SMA Remarks for 96th Infantry Division
October 14, 2006
Distinguished leaders, Soldiers of the 96th Infantry Division especially those Soldiers of our Greatest Generation here with us today, family and friends; welcome to your 48th reunion tour. For 48 years, you have been getting together to celebrate a brotherhood that was born more than 60 years ago.
This brotherhood, this bonding between Soldiers continues today with all our units. This year we celebrated our Army's 230th Birthday. For 230 years, young Americans have heard and chosen to defend the call of freedom.
These Americans came from all walks of life, from many different cultures and backgrounds, and all were willing to give of themselves to serve the people of the United States.
Today, more than 260 thousand Soldiers are serving around the world in more than 120 countries. Many of them stand against radical insurgents on the streets of Baghdad, search and destroy Al Qaeda remnants in the mountains of Afghanistan and stand on Freedom's Frontier in Korea.
Like our World War II veterans, the Greatest Generation, today's Soldiers are part of the Next Greatest Generation.
Although 60 years separate today's young Soldiers from the young men who fought in the pacific and in Europe, the camaraderie, courage and love of country are still the same. Today as then, America's Soldiers are warriors and members of a team. They serve the people of the United States and live the Army values.
For 48 years you've come together to share the stories of courage and sacrifice. Your contributions ensured the safety and security of our world for the last 60 years.
Today, our young men and women must once again heed the call to duty. They must finish a fight we didn't start. A war waged on us by radical extremists willing to destroy our very way of life.

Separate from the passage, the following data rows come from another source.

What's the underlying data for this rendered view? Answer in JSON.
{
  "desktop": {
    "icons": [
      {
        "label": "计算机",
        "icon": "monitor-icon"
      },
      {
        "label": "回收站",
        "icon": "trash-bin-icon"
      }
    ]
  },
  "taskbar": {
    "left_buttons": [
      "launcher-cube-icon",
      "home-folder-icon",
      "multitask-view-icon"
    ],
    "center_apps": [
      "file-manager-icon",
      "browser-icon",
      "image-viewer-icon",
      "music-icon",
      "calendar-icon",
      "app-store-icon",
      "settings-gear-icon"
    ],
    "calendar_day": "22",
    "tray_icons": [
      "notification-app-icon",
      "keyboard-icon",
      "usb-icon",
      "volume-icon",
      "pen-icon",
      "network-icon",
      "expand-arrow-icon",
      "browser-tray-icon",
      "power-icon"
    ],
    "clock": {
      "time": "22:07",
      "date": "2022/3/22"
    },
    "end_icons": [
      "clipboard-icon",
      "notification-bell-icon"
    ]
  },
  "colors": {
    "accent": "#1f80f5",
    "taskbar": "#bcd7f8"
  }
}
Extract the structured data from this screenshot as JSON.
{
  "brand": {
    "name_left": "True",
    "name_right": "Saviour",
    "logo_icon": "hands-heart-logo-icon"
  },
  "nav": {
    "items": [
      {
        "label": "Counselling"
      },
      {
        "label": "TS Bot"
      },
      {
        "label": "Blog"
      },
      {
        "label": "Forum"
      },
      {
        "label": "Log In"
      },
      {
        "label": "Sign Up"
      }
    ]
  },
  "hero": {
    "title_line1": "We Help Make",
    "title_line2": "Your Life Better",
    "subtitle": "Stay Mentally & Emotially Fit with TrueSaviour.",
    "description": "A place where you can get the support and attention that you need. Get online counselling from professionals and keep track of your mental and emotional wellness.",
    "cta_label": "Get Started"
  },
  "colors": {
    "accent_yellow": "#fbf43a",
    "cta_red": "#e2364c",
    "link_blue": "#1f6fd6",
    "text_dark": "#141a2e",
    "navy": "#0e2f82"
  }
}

Just as it was for the Greatest Generation, our Soldiers are the centerpiece of our formation. They are the key to our success in every mission we execute. They are highly trained and motivated and ready to take the fight to the enemy. In the streets of Baghdad, the mountains of Afghanistan and locations around the world, our Soldiers are helping to stand-up model democratic societies which will ensure the safety and security of our world for the next 60 years and beyond.
As we move forward in the war on terrorism, we look back to the members of the greatest generation, and the men of the 96th Infantry Division for inspiration and role models.
Soldiers like rifleman PFC Clarence Craft of Company G, 382nd Infantry Bde. During an operation on Hen Hill in Okinawa on the 31 May, 1945, PFC Craft, distinguished himself when he was dispatched with a five-man team in advance of a planned attack. PFC Craft and his team were pinned down with enemy machine-gun fire. Always placing the mission first, he launched a remarkable 1-man attack by advancing up the hill killing enemy soldiers with deadly accuracy. Never accepting defeat, he weakened the enemy line enough to relieve pressure on his company, allowing his unit to continue their attack. Never quitting, he moved from a secure position to attack the main enemy trench. Throwing grenades and accurate weapons fire caused the enemy to panic and flee. Never leaving a fallen comrade, he hurried to ensure his wounded comrades were provided first aid once the attack was complete. PFC Clarence Craft lived the Soldiers Creed and the Warrior Ethos. He was but one of the many heroes of this fabled unit. For his actions that day, PFC Craft was awarded the Medal of Honor.
Today's Soldiers are continuing in that tradition of honor and sacrifice. This summer I had the opportunity to participate in ceremonies honoring Sergeant First Class Paul Smith. Sergeant Smith was a platoon sergeant with the 11th Engineer Battalion during Operation Iraqi Freedom.
On 4 April 2003, Sergeant First Class Smith's unit was violently attacked by a company-sized enemy force. Realizing the vulnerability of over 100 fellow Soldiers, he quickly organized defensive positions and personally manned a .50 caliber machine gun on a disabled armored personnel carrier. He killed more than 50 enemy soldiers and held back the attack allowing his Soldiers to safely withdraw numerous wounded Soldiers. During the fight, Sergeant Smith was mortally wounded, but not before saving over 100 of his men. For his actions that day, Sergeant First Class Smith was the first Soldier in the Global War on Terror to receive the Medal of Honor.
Last year we dedicated the World War II memorial here in Washington D.C. to honor the courage of our veterans and honor those who paid the ultimate sacrifice for the freedoms we enjoy. Some of those who paid such a dear price are represented by the families and brothers they left behind who are with us here today.
Every American generation has its heroes, this one is no different. The men of the 96th Infantry Division are what our country is all about. You passed on the legacy for all of us who followed to emulate.
On behalf of the Chief of Staff of the Army General Peter J. Schoomaker, our Secretary of the Army, the Honorable Dr. Francis J. Harvey and the hundreds of thousands of Soldiers you have inspired by your courage, loyalty, sacrifice and duty we say thank you. Our country owes you a debt of gratitude we can only repay by preserving the freedoms you afforded us some 60 years ago. God bless you, your families, and the United States of America. Hooah.